Die weitere Verschärfung der kommunalen Verantwortung beim Sicherstellungsauftrag wurde zwar abgeändert, doch es bleibt bei der bisherigen Regelung, sodass Risiko und Kosten bei Problemen mit privaten Konzernen bei den Kommunen liegen, trotz Landes- und Bundesvorgaben.
Das Verfahren war kurzfristig und teilweise auch hektisch und erforderte eine Sondersitzung. Der eng verknüpfte Krankenhausplan, den wir auch angemahnt haben, soll aber erst im Oktober 2026 vorliegen.
Die Gesetzesänderung setzt, wie wir schon gehört haben, die Bundeskrankenhausreform um, die aus unserer Sicht in Sachsen-Anhalt ein kaltes Krankenhaussterben auslösen wird. Deshalb lehnen wir den Gesetzentwurf ab.
Sehr geehrte Damen und Herren! Sachsen-Anhalt leidet unter dem größten Investitionsstau bei Krankenhäusern in Deutschland. Die Landesregierung hat es vernachlässigt, ihren Investitionsverpflichtungen nachzukommen. Das haben wir, wenn wir im Land unterwegs waren, ständig hören können.
Der Gesetzentwurf bleibt bei der dringend nötigen Ambulantisierung vage. Das Ziel „ambulant vor stationär“ fehlt, auch wenn im Entschließungsantrag jetzt Schritte in die richtige Richtung gemacht worden sind. Aber es reicht bei Weitem nicht.
Zu dem Thema „Leistungsgruppen“ hatten wir wegen der Streichung zweier Gruppen, nämlich in der Kinder- und Jugendmedizin, einen Antrag eingebracht, der von der Koalition ignoriert wurde. Aber am Donnerstag werden wir einen ähnlichen Antrag sehen.
Kurz gesagt, wir befürchten faktische Klinikschließungen durch diese Reform. Durch den Entzug von Leistungsgruppen kann ein Krankenhaus effektiv entkernt werden, bis nur noch die Basisversorgung bleibt. Die Versorgung im ländlichen Raum, z. B. in der Altmark, gerät dadurch in Gefahr.

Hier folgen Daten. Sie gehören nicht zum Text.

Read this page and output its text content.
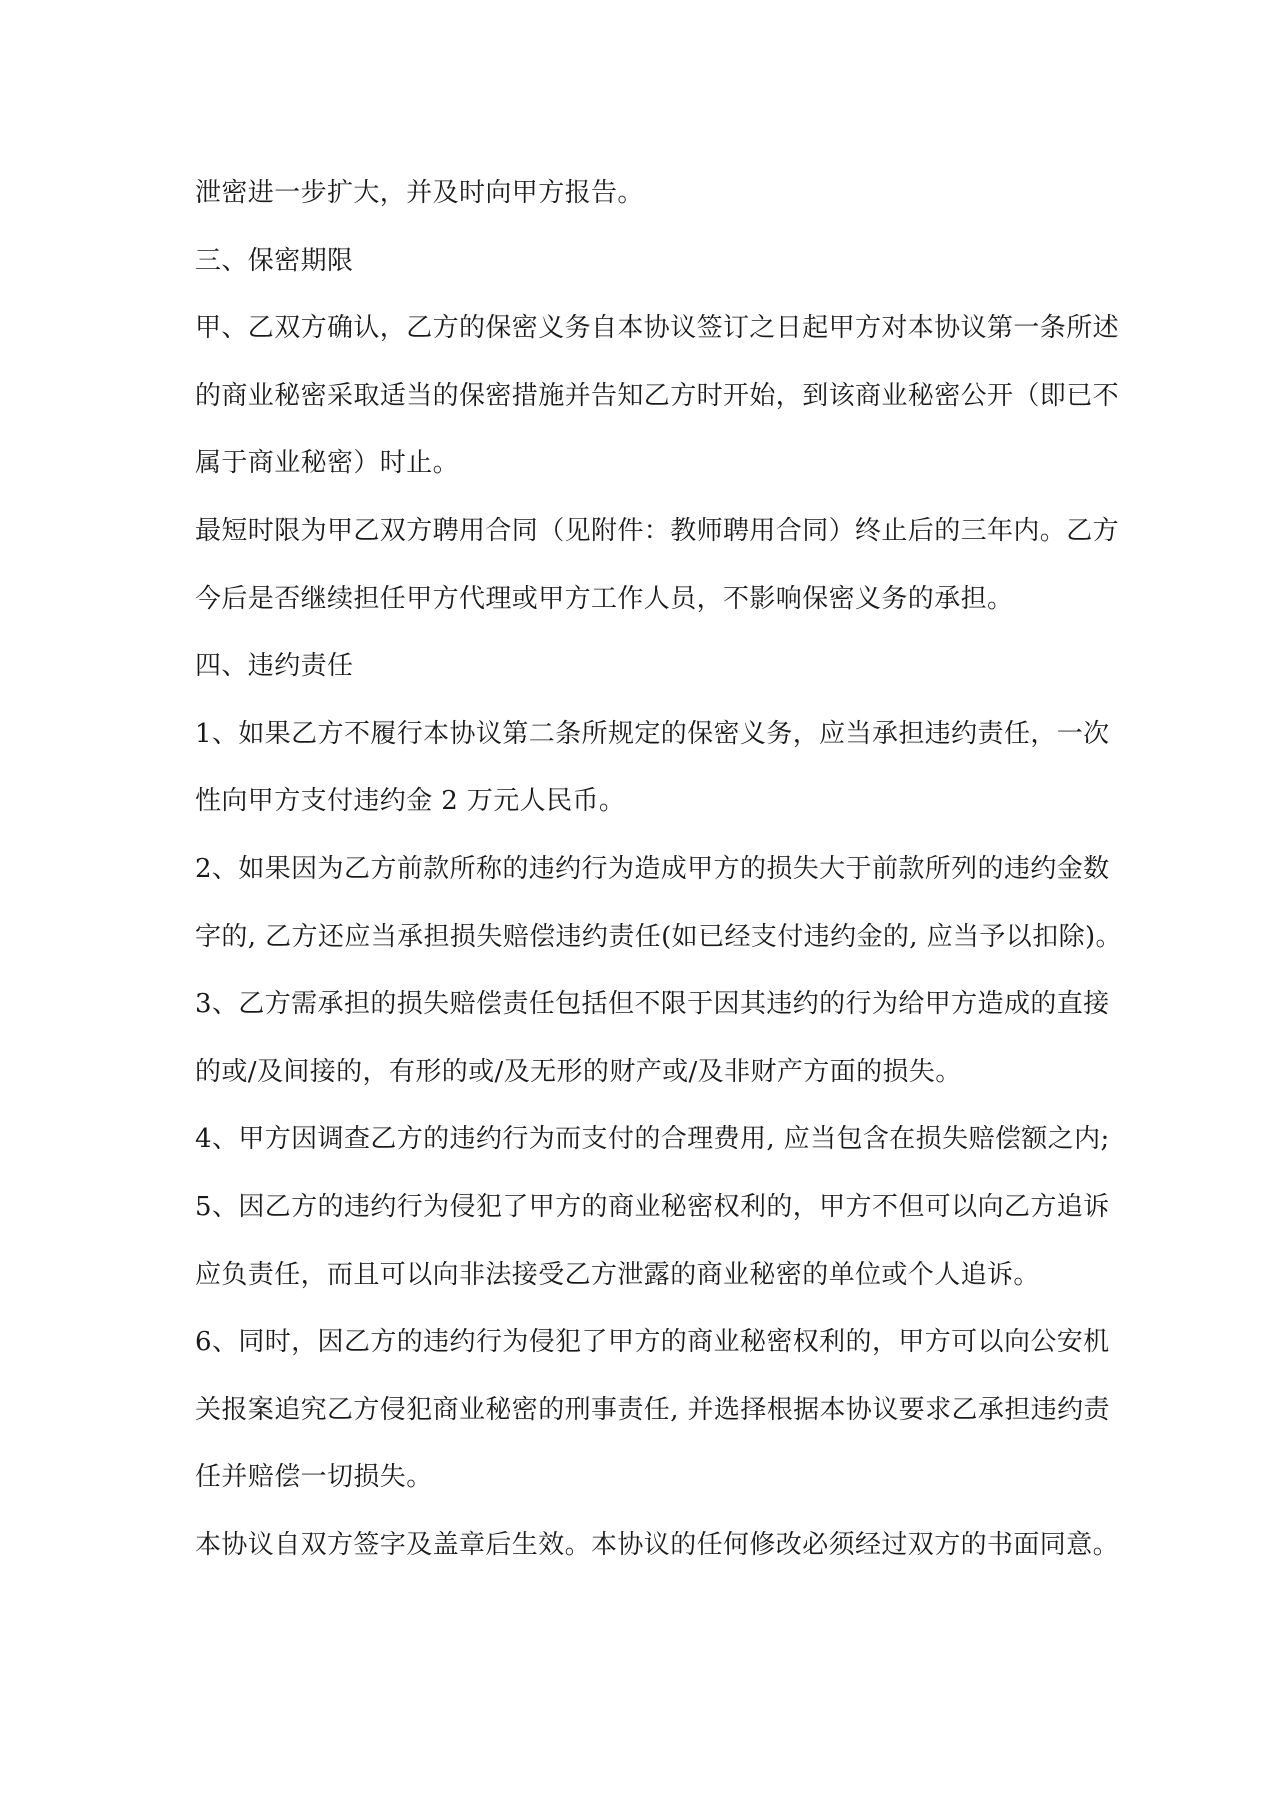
泄密进一步扩大，并及时向甲方报告。
三、保密期限
甲、乙双方确认，乙方的保密义务自本协议签订之日起甲方对本协议第一条所述
的商业秘密采取适当的保密措施并告知乙方时开始，到该商业秘密公开（即已不
属于商业秘密）时止。
最短时限为甲乙双方聘用合同（见附件：教师聘用合同）终止后的三年内。乙方
今后是否继续担任甲方代理或甲方工作人员，不影响保密义务的承担。
四、违约责任
1、如果乙方不履行本协议第二条所规定的保密义务，应当承担违约责任，一次
性向甲方支付违约金 2 万元人民币。
2、如果因为乙方前款所称的违约行为造成甲方的损失大于前款所列的违约金数
字的, 乙方还应当承担损失赔偿违约责任(如已经支付违约金的, 应当予以扣除)。
3、乙方需承担的损失赔偿责任包括但不限于因其违约的行为给甲方造成的直接
的或/及间接的，有形的或/及无形的财产或/及非财产方面的损失。
4、甲方因调查乙方的违约行为而支付的合理费用, 应当包含在损失赔偿额之内;
5、因乙方的违约行为侵犯了甲方的商业秘密权利的，甲方不但可以向乙方追诉
应负责任，而且可以向非法接受乙方泄露的商业秘密的单位或个人追诉。
6、同时，因乙方的违约行为侵犯了甲方的商业秘密权利的，甲方可以向公安机
关报案追究乙方侵犯商业秘密的刑事责任, 并选择根据本协议要求乙承担违约责
任并赔偿一切损失。
本协议自双方签字及盖章后生效。本协议的任何修改必须经过双方的书面同意。
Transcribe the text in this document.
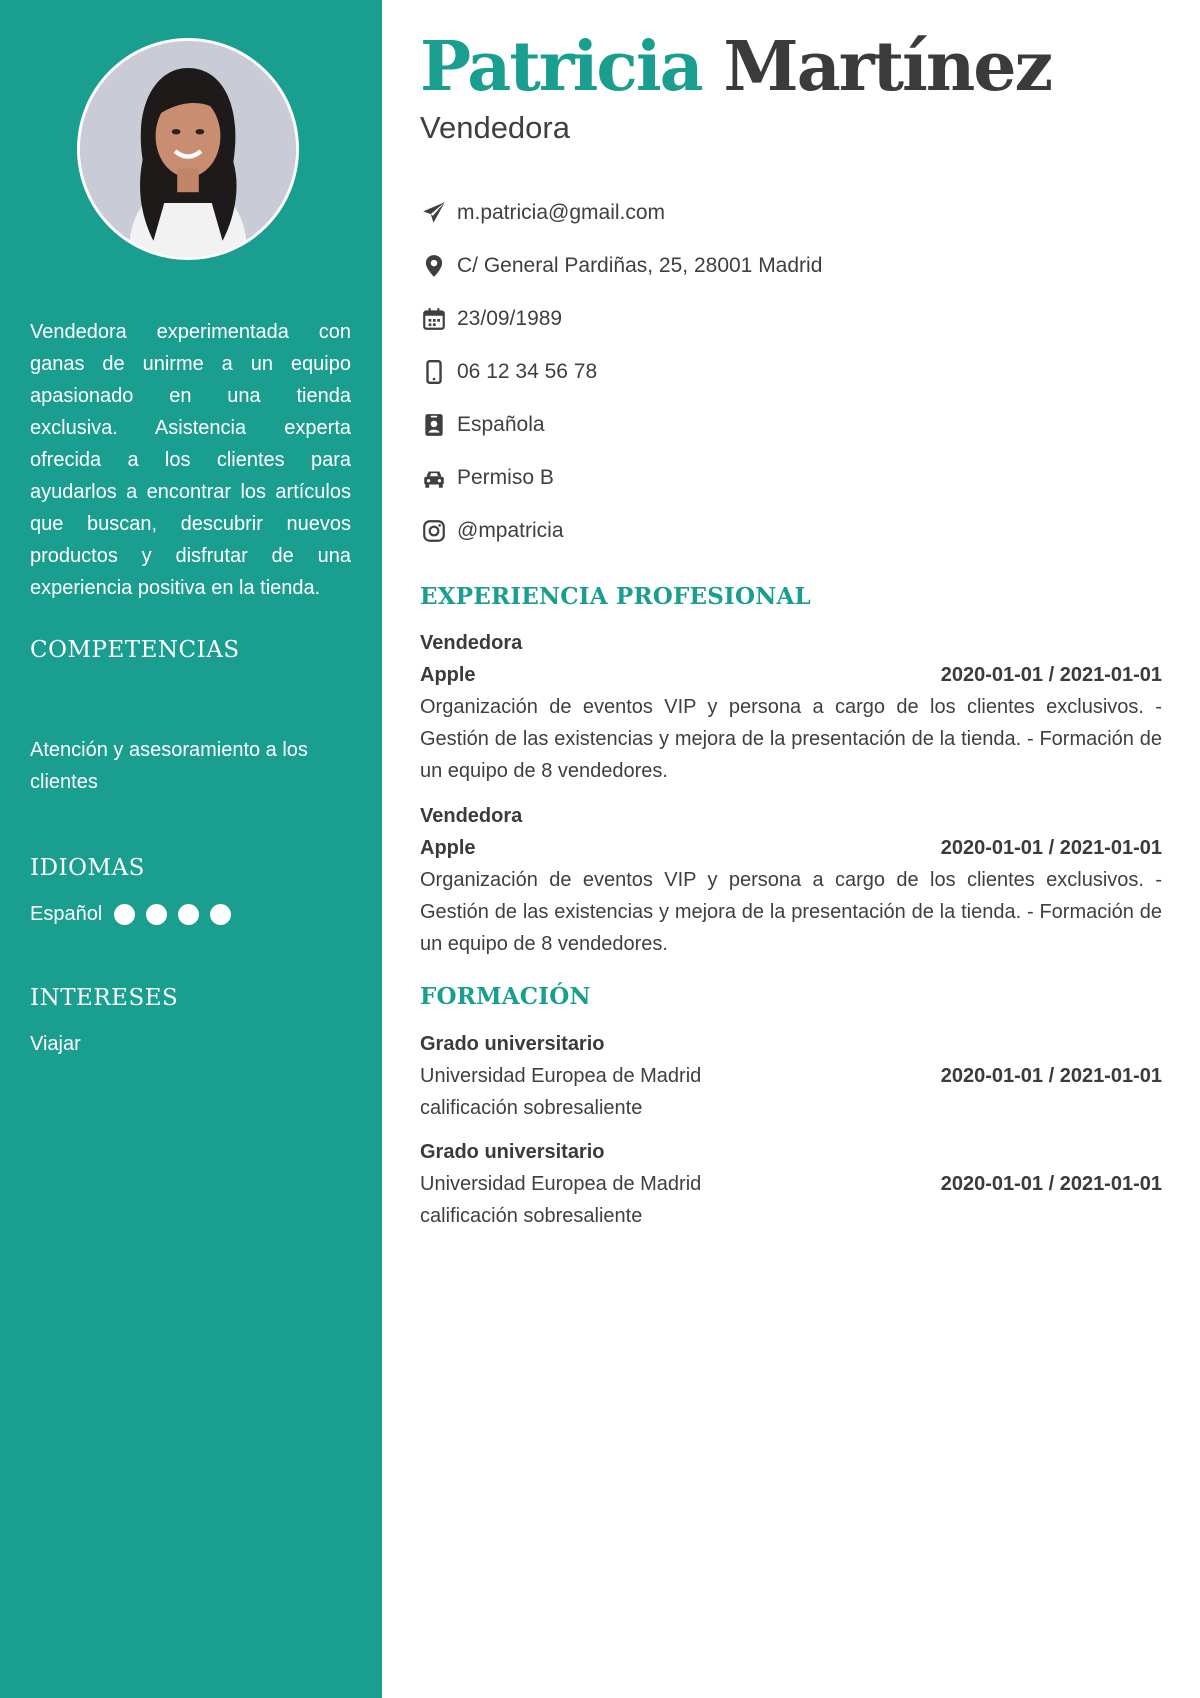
Vendedora experimentada con ganas de unirme a un equipo apasionado en una tienda exclusiva. Asistencia experta ofrecida a los clientes para ayudarlos a encontrar los artículos que buscan, descubrir nuevos productos y disfrutar de una experiencia positiva en la tienda.

COMPETENCIAS

Atención y asesoramiento a los clientes

IDIOMAS
Español
INTERESES

Viajar

Patricia Martínez

Vendedora

m.patricia@gmail.com
C/ General Pardiñas, 25, 28001 Madrid
23/09/1989
06 12 34 56 78
Española
Permiso B
@mpatricia
EXPERIENCIA PROFESIONAL

Vendedora

Apple	2020-01-01 / 2021-01-01

Organización de eventos VIP y persona a cargo de los clientes exclusivos. - Gestión de las existencias y mejora de la presentación de la tienda. - Formación de un equipo de 8 vendedores.

Vendedora

Apple	2020-01-01 / 2021-01-01

Organización de eventos VIP y persona a cargo de los clientes exclusivos. - Gestión de las existencias y mejora de la presentación de la tienda. - Formación de un equipo de 8 vendedores.

FORMACIÓN

Grado universitario

Universidad Europea de Madrid	2020-01-01 / 2021-01-01

calificación sobresaliente

Grado universitario

Universidad Europea de Madrid	2020-01-01 / 2021-01-01

calificación sobresaliente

Außerdem kritisieren wir, dass die Reform mit umfangreichen Dokumentations- und Prüfprozessen mehr Bürokratie schafft und dass dann natürlich auch die Zeit für die Patienten fehlen wird.
Zum Entschließungsantrag werden wir uns enthalten, da es wieder nur „wir wollen“ heißt, alles so vage bleibt, aber etwa richtig Konkretes, was letztendlich gemacht wird, nicht dabei ist. - Ich bedanke mich für Ihre Aufmerksamkeit.